The creation of a deputy migration ministry, the implementation of the Eastern Mediterranean Action Plan, and pressing Turkey are amongst the state’s key priorities to alleviate Cyprus’ migration challenges.

Interior Minister Constantinos Ioannou explained the problems Cyprus is facing to diplomatic missions from EU member states during a briefing at the presidential palace.

To highlight the scale of change that has taken place, Ioannou detailed that asylum applications have increased 490 per cent since 2017, with applicants or those who have received protection now accounting for six per cent of the population.

Highlighting the importance of turning the East Med plan into action, Ioannou warned that unless something happens in the upcoming months then Cyprus will be the next country to have serious problems.

“The Eastern Mediterranean Action Plan, which was decided last February, aims to restrict migration flows to Cyprus.

“We conveyed our recommendations to Brussels three weeks ago during my visit… the goal is to complete the action plan by June and proceed with its implementation,” he said.

The ministry’s presentation detailed that one of the government’s priorities is the creation of a deputy migration ministry.
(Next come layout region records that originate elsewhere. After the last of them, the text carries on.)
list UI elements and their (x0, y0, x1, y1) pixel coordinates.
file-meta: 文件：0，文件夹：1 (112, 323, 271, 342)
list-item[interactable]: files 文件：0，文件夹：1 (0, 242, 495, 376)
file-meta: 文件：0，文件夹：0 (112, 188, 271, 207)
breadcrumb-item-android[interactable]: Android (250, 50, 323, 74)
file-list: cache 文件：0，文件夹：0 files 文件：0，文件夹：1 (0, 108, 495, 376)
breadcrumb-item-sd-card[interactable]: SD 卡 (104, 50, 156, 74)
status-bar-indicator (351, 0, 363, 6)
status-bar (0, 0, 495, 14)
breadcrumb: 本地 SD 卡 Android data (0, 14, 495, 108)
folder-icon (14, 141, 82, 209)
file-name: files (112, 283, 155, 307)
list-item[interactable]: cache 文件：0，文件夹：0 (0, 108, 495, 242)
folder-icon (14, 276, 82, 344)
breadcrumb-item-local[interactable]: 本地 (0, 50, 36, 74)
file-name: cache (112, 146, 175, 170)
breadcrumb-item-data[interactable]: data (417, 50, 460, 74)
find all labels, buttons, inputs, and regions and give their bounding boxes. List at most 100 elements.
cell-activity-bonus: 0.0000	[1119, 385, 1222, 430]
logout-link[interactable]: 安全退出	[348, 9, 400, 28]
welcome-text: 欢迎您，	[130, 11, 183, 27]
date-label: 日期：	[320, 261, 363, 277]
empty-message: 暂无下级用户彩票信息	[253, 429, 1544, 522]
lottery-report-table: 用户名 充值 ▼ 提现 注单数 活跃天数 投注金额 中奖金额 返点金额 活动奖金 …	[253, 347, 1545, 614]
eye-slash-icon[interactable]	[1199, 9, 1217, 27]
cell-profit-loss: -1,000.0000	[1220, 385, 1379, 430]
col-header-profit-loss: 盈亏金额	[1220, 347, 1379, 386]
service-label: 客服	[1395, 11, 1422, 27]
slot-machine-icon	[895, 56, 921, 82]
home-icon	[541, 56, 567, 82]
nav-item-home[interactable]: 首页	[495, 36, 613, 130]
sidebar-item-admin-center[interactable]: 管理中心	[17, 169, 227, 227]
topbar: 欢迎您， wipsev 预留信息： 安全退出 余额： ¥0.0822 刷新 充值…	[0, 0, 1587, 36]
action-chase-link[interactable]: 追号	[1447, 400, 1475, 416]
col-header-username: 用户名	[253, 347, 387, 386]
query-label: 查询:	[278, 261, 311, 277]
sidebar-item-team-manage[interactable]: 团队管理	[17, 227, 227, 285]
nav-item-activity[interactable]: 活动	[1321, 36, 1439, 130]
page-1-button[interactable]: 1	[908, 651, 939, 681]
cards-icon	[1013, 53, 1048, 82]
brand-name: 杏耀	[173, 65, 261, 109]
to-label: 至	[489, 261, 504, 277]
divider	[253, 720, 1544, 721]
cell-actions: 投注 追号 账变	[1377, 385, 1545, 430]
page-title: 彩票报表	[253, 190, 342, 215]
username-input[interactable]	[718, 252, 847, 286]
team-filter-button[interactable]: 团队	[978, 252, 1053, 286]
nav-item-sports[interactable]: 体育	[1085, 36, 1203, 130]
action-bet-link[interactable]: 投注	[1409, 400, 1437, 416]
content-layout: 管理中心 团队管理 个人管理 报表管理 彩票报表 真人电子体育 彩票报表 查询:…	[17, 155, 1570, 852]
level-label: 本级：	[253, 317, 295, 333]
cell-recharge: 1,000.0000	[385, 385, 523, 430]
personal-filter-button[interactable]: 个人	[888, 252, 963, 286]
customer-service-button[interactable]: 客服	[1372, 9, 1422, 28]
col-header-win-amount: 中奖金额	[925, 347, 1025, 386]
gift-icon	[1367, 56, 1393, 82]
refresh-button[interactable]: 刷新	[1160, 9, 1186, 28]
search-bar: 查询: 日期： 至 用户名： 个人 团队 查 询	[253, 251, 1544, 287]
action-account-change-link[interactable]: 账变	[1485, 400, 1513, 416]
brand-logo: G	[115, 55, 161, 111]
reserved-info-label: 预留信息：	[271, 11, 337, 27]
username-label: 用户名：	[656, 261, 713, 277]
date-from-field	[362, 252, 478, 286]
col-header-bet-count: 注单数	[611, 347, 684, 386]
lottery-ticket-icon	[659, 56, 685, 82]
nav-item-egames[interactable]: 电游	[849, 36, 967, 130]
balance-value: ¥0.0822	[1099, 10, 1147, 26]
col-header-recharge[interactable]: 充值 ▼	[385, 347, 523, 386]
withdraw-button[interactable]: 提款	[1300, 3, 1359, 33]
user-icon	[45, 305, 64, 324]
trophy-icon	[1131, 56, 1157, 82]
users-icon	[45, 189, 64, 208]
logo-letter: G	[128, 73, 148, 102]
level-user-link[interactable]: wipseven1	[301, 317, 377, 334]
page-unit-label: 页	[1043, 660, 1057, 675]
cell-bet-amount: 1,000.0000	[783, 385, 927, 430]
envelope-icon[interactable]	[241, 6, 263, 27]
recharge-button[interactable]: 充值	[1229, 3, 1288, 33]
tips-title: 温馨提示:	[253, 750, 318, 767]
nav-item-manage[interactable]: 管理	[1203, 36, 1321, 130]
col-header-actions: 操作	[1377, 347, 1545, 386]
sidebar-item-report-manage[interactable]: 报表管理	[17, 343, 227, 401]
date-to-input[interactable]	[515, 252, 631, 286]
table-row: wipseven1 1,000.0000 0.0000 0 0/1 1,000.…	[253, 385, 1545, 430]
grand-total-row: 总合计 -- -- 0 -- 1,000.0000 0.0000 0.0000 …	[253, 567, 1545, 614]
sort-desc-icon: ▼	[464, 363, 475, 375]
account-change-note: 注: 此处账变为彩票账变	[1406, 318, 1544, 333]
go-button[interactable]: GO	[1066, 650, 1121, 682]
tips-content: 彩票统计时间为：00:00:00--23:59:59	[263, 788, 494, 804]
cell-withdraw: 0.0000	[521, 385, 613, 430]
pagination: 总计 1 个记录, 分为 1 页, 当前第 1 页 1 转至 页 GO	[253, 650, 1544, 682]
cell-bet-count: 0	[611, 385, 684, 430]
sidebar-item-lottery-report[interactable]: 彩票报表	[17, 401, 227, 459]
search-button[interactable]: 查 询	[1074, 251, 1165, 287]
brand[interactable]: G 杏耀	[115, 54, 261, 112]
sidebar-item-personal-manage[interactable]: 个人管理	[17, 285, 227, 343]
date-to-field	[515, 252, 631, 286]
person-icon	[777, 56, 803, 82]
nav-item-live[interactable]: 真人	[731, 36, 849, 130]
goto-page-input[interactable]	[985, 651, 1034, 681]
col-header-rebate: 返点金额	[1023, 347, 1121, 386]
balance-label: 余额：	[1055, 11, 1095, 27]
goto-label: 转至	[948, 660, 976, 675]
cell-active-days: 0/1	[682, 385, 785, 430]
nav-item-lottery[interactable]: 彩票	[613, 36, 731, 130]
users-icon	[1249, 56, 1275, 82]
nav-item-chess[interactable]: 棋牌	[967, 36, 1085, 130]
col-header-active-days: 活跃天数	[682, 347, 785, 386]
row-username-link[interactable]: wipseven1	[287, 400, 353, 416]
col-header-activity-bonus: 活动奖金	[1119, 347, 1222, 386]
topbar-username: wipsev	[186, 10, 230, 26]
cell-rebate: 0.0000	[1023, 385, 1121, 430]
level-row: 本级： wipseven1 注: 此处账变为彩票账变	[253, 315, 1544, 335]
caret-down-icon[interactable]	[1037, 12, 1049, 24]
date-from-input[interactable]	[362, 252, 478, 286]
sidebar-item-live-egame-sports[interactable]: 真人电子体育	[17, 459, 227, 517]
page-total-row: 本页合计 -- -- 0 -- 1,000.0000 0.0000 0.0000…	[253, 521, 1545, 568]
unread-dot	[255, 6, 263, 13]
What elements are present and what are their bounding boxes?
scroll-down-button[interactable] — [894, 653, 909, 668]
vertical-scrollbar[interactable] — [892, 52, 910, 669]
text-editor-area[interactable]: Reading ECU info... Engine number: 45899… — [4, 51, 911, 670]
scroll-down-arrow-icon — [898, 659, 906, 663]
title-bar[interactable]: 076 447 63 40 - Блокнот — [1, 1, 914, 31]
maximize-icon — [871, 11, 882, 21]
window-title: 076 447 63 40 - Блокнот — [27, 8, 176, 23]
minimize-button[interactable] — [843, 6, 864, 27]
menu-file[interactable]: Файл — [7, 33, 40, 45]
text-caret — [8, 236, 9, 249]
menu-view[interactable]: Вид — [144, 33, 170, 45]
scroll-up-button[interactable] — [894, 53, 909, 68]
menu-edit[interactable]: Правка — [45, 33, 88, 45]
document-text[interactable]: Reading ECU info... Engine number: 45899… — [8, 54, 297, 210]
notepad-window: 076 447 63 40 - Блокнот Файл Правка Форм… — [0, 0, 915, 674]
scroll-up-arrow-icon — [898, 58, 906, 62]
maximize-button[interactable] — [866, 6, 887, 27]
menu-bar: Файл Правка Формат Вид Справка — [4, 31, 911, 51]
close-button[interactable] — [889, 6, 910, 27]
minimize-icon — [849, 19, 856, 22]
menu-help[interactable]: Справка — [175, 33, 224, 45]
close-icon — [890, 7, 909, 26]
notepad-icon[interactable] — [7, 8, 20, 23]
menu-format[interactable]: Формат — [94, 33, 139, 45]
It was explained that “institutionally it will collect under one umbrella the various immigration policies and competent departments for a more effective migration management system”.

Elsewhere, Ioannou’s presentation also emphasised Turkey’s role in Cyprus’ surge in irregular migration.

He highlighted that 95 of irregular migrants enter from the north via the Green Line.

Therefore, Turkey must cooperate if Cyprus is to reduce the number of irregular arrivals.

“Specific routes and trends have been identified – [they] use Istanbul airport for transit to travel to the occupied area and then cross the Green Line. In 2023, approximately 72 per cent of irregular migrants who crossed the green line utilised the so-called student visa,” it was explained.

It is understood that tens of thousands of international students are drawn to the 23 universities in the north but often under false promises or misrepresentation.

Indeed, France24 published an investigation this week which looked into the conditions many students face when they arrive in the north. It reported that there are officially 50,000 foreign students and that the education sector accounts for a greater proportion of GDP than tourism.

The ministry’s proposals to achieve the reduction include greater outreach towards Turkey through aligning Ankara’s visa policy with the EU’s, full implementation of the EU-Turkey statement of March 2016, implementing all provisions within the EU-Turkey readmission agreement.

Elsewhere, the government is also seeking greater consultation with airlines and for passengers transiting to the north to be screened.

But the ministry will also seek the “inclusion of a sanctions plan – failure to achieve expected decrease rates could lead to implementation of specific measures (e.g. ban of air-carriers to fly over EU territory, deny specific airlines the access to EU airports)”.

The government also wants to boost an information campaign targeting would-be migrants so that they are fully aware of the situation in Cyprus, as the state believes many are being taken advantage of and misled.

For example, many of those arriving in Cyprus are under the impression that the island is part of Schengen. The interior ministry said to achieve maximum output then the EU must also get involved in the information campaign.